Phil looked up from the file and glanced at our father’s watch on my wrist. It said four o’clock. It was getting better all the time, no more than seven hours off.

“O.K.,” Phil sighed. “Woman named Delores Grayson says you drove out to Plaza Del Lago yesterday looking for her father. She tried to keep you from seeing him, but you got away from her in her kitchen and went looking for him. She was scared but followed up a few seconds later. She found you in the old man’s bedroom. The guy was dead and you were ready to clobber her with a radio. You forced her into the living room, made her sit, and you ran for the door and beat it. How does that sound to you?”
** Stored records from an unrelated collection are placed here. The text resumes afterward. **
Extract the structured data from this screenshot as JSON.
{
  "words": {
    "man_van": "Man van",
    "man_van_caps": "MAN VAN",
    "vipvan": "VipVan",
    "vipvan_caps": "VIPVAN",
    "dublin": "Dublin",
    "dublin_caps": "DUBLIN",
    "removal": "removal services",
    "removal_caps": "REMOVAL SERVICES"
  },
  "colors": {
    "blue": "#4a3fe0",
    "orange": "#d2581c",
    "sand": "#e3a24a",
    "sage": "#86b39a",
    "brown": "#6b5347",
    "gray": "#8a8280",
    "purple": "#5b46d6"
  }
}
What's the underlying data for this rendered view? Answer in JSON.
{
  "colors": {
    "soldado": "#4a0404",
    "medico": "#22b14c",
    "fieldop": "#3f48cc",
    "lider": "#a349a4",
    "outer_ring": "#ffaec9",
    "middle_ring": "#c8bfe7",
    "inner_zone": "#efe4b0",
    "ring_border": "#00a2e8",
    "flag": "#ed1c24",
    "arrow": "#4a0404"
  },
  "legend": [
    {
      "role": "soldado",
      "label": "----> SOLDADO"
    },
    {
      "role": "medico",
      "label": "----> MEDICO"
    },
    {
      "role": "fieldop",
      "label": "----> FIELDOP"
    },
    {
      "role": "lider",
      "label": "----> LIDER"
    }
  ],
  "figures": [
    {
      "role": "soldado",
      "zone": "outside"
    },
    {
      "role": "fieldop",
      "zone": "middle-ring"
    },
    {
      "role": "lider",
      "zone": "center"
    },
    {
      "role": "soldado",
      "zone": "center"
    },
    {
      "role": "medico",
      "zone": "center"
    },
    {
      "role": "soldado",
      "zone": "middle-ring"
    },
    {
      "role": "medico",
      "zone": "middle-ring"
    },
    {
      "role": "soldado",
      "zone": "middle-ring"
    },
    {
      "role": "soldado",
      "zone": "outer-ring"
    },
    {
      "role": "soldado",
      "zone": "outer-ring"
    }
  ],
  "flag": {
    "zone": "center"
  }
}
“Like Hansel and Gretel,” I said. “Her name isn’t Grayson. It’s Ressner. I was looking for her father, her real father, Jeffrey Ressner, the guy I think tried to put the hand on our friend Mae West. He was in the house. She tried to keep me from seeing him. When I got to the bedroom, Grayson was already skewered. I told Delores to call the cops, and I went for Ressner, who pulled out in a Packard, California 1942 license plate thirty-four fifty-seven. I went after him till my car died. Hell, it committed suicide. Delores Ressner is trying to protect her nut father.”

“You didn’t see Ressner kill Grayson?” Phil said, reaching up to his neck to loosen his tie, but it was already loose and hanging around his shoulders.

“I didn’t even see Ressner clearly when he took off in the Packard,” I said.

“The Packard belongs to the Graysons,” he said. “It’s missing. I’ll get the state police to talk to Delores. This isn’t my case, Toby. It’s the state police. I’ll put them off a day or two if they can’t break Delores, but then you’ll have to talk to them. You think he’ll go for Mae?”

“He’s a wacko, Phil. I don’t know what he’ll do, but I’ll get on it. Can you put anyone on her to be sure?”

“Out of my district if she stays at the ranch. And I just don’t have the reasons.”